Trump, Çin’e karşı sert ticaret politikaları uygulayan ilk başkanlardan biriydi. Bu hususta daha sert bir yaklaşımı benimseyerek Çin’e yönelik gümrük tarifeleri ve teknolojik yaptırımların artması, ayrıca Çin’e karşı Tayvan’a desteğin artması da gündeme gelebilir. Bu durum da Asya-Pasifik bölgesindeki siyasi ilişkilerin ve dengelerin değişeceği sinyallerini veriyor.

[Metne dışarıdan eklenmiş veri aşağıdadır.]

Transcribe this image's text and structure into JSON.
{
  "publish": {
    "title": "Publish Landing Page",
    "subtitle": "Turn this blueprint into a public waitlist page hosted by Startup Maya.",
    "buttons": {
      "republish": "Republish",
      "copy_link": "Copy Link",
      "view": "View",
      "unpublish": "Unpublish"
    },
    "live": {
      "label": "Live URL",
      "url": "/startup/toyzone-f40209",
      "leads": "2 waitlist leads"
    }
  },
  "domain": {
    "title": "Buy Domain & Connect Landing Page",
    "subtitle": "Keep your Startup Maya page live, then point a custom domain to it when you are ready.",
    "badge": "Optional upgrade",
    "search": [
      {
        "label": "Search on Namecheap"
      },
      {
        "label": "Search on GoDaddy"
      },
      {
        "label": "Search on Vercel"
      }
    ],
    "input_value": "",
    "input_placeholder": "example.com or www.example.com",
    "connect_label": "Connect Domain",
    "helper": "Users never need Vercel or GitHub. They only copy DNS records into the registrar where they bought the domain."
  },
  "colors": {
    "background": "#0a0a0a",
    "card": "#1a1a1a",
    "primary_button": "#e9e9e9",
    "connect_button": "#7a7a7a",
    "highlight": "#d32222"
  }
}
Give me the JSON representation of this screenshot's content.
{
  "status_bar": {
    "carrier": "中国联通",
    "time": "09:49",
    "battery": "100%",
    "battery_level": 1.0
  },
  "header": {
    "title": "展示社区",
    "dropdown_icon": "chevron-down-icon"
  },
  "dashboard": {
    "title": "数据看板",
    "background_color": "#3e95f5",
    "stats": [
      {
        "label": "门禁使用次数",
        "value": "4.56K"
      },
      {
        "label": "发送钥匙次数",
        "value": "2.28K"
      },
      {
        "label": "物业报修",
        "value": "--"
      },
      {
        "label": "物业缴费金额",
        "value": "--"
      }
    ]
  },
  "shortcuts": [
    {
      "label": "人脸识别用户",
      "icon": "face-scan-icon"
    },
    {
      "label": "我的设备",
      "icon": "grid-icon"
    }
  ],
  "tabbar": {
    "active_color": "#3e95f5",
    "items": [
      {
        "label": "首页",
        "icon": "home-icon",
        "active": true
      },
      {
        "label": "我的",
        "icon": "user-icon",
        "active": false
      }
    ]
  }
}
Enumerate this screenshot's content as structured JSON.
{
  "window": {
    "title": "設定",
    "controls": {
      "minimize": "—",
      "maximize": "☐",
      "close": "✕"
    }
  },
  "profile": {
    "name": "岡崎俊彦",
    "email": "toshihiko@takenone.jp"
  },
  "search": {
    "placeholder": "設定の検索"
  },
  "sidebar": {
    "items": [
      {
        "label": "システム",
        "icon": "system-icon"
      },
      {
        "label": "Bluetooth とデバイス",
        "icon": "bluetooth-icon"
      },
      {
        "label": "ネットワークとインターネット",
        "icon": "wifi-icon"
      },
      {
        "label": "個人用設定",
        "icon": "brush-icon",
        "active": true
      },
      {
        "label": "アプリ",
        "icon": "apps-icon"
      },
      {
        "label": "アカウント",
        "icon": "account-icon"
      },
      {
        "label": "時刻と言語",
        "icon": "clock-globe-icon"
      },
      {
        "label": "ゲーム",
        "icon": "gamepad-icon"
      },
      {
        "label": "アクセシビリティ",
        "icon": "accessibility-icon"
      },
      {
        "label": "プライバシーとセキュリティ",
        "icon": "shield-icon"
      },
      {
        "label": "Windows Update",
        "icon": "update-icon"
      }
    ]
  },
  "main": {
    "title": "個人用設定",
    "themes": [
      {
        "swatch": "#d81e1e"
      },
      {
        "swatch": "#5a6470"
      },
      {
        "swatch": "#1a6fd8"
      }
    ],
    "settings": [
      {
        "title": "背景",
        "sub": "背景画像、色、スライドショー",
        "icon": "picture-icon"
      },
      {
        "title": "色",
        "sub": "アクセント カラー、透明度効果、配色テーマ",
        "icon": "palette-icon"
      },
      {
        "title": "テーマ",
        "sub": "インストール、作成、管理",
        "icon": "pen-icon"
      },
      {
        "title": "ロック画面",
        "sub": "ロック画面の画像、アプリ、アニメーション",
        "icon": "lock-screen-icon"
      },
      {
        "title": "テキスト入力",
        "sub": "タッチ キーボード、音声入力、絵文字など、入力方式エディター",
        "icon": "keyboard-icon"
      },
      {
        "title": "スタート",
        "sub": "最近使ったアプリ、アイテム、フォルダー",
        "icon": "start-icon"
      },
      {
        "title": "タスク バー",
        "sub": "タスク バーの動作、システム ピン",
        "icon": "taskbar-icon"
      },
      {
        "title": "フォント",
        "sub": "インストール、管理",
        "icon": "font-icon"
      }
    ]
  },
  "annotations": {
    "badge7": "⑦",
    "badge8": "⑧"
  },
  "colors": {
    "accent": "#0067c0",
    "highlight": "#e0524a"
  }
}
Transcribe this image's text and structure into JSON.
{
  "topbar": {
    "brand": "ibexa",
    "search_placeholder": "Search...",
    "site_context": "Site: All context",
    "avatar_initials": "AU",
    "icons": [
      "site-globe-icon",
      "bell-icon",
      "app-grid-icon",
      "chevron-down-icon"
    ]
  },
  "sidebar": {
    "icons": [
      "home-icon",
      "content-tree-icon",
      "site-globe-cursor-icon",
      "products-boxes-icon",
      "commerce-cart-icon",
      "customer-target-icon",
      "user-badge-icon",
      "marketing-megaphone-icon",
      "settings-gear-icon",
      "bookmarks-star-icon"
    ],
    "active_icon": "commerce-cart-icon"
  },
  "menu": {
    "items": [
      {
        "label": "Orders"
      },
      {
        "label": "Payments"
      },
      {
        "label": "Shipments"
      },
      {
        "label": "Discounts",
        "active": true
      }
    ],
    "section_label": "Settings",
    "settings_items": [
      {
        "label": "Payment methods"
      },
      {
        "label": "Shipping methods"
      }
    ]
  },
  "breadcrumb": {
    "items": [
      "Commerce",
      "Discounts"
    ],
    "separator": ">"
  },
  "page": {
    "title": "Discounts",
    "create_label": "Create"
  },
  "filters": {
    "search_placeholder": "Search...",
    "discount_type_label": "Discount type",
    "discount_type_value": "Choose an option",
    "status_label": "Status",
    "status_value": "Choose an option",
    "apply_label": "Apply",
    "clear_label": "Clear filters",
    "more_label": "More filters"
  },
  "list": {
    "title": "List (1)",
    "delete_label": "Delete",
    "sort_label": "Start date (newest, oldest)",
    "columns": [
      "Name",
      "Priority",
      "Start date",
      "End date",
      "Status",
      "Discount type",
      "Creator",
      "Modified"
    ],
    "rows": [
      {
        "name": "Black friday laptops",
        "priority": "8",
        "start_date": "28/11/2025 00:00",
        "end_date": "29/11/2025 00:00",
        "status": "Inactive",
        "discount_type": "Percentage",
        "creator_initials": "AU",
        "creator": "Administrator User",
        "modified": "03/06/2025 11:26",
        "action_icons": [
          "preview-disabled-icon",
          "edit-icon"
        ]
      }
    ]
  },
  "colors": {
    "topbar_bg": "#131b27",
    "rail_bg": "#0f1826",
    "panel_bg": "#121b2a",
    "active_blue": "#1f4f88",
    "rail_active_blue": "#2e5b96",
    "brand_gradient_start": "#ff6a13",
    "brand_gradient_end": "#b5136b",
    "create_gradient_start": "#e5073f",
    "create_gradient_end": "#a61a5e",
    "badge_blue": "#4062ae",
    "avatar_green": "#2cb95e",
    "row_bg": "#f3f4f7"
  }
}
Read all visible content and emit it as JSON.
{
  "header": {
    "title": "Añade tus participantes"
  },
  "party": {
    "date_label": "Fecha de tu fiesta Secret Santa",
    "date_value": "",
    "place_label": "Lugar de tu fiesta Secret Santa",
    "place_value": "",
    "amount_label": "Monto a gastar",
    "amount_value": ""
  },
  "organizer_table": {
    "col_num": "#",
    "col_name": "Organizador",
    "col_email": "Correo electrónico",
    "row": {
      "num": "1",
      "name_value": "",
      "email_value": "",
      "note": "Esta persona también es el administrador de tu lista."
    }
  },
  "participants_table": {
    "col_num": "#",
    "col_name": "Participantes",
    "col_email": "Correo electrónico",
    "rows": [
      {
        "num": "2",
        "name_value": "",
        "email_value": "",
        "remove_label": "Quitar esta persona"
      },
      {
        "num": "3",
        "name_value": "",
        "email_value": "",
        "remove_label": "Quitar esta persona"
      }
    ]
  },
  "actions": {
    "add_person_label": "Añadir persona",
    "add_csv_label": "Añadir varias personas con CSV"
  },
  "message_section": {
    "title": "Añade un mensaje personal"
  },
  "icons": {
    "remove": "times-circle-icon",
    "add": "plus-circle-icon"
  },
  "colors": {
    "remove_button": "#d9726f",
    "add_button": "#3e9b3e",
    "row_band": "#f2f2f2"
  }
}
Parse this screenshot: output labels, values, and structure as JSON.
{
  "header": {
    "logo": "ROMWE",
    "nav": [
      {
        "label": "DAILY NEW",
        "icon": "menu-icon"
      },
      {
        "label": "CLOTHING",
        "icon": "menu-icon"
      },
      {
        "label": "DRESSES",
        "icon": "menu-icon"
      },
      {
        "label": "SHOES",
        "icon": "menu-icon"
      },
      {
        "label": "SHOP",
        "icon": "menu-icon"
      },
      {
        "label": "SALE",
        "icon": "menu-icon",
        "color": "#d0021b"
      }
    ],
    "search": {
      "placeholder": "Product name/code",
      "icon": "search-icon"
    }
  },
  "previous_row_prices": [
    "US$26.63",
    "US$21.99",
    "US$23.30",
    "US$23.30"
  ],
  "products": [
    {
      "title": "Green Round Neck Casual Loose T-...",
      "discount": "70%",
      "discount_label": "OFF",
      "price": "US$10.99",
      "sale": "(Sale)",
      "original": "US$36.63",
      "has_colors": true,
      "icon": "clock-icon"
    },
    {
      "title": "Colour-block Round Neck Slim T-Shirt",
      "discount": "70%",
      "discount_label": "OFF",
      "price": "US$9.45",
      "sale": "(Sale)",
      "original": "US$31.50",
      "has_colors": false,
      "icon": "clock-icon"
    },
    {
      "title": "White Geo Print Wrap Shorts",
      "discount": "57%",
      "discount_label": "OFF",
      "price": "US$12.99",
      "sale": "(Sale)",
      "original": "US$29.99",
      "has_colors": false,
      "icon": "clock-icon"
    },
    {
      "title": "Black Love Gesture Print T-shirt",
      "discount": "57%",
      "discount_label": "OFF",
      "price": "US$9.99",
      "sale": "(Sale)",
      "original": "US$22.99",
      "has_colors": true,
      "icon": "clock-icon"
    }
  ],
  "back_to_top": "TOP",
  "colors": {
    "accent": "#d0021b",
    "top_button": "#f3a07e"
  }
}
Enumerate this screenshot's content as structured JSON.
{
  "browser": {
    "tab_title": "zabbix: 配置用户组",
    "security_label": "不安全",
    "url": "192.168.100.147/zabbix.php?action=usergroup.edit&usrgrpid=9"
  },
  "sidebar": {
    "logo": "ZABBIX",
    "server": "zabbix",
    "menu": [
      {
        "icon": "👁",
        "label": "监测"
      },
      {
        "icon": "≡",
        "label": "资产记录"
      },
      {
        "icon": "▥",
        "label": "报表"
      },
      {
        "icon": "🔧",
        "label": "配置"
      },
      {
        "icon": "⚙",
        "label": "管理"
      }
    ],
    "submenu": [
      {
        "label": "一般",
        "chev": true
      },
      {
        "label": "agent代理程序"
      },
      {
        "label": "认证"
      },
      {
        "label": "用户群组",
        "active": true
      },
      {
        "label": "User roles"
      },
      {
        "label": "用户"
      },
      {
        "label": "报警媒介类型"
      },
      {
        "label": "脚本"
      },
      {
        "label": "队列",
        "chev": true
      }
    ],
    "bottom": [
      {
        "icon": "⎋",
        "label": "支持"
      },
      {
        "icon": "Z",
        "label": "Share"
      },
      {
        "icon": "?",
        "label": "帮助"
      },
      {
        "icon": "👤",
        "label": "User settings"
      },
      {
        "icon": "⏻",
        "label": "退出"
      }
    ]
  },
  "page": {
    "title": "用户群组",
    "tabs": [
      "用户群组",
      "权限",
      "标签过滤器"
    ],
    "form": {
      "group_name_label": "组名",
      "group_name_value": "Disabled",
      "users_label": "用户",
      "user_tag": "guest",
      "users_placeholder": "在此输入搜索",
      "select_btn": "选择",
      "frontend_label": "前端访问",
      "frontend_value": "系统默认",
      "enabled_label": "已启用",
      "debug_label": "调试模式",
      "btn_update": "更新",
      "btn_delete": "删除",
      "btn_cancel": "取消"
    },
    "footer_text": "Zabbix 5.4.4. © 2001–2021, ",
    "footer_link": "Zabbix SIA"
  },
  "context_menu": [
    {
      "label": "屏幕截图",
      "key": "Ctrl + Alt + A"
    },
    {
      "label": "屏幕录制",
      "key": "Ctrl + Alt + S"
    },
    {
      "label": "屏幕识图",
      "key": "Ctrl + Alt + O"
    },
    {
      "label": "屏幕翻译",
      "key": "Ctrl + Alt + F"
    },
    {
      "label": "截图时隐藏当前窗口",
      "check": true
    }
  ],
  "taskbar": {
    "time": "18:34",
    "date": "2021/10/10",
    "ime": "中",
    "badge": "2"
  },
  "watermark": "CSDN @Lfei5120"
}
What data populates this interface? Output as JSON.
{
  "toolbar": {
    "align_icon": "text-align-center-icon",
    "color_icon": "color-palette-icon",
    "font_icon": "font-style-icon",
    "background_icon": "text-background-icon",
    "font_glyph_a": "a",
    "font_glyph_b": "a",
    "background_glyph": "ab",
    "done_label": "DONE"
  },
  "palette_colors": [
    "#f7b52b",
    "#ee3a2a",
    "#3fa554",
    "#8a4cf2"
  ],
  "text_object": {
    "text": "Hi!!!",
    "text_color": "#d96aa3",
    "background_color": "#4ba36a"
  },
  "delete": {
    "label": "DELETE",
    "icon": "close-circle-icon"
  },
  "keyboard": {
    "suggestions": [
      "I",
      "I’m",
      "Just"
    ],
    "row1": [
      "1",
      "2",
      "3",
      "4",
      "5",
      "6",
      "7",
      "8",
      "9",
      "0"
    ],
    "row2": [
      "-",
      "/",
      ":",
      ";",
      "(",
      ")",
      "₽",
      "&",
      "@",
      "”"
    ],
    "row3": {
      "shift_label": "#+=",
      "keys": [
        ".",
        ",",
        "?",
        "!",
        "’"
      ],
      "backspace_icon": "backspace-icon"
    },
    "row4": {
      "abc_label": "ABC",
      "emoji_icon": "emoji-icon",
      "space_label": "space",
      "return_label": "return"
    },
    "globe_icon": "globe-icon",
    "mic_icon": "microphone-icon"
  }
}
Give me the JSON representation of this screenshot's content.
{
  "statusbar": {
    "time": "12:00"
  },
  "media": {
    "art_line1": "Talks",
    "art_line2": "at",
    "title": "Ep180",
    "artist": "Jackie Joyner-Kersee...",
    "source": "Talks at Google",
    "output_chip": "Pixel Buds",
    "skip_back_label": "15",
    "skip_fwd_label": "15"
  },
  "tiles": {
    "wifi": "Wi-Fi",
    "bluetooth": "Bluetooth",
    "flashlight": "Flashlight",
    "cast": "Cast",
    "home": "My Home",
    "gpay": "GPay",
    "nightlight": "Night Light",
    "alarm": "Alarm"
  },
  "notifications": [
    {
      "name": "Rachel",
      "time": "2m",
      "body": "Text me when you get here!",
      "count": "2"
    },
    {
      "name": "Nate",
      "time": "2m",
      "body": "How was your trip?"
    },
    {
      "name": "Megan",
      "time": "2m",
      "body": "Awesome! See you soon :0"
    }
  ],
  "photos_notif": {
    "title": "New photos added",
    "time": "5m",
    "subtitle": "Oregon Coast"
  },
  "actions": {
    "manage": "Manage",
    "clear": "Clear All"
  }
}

Trump, seçilmesi halinde Orta Doğu'da barışı sağlayacağına dair söz vermiş olsa da, kendisini sürekli olarak İsrail'in güçlü bir savunucusu olarak konumlandırmaktan da geri durmadı. İlk döneminde İsrail ile başta Suudi Arabistan olmak üzere Körfez ülkelerini uzlaştırarak Orta Doğu'yu yeniden şekillendirmeye çalışan Trump'ın, İsrail ile Gazze'deki Hamas ve Lübnan'daki Hizbullah arasındaki şiddetli çatışmalara nasıl müdahale edeceği konusu henüz bilinmiyor. İsrail Başbakanı Benjamin Netanyahu, Trump'ın seçim zaferini "tarihin en büyük geri dönüşü" olarak nitelendirdi. Bu bağlamda Trump’ın zaferi, İsrail’in Orta Doğu’da hem Hamas/Hizbullah örgütlerine karşı hem de İran’a karşı elini çok güçlendirecektir.
İkinci Trump Döneminde Türkiye-ABD İlişkileri
Gerek Joe Biden gerekse Dışişleri Bakanı Anthony Blinken, Türkiye ile ilişkilerde oldukça mesafeli ve kesintilerle dolu bir diyalog sürecini tercih etti. Trump’ın gelişiyle Ankara-Washington ilişkilerinin en azından eskiye nazaran daha hareketli geçmesi bekleniyor. Zaten Cumhurbaşkanı Erdoğan’ın da Trump’ın seçim zaferi sonrası “Dostum Trump’ı tebrik ediyorum.” şeklindeki açıklaması Trump’a olan sıcak tavrını ortaya koyuyor.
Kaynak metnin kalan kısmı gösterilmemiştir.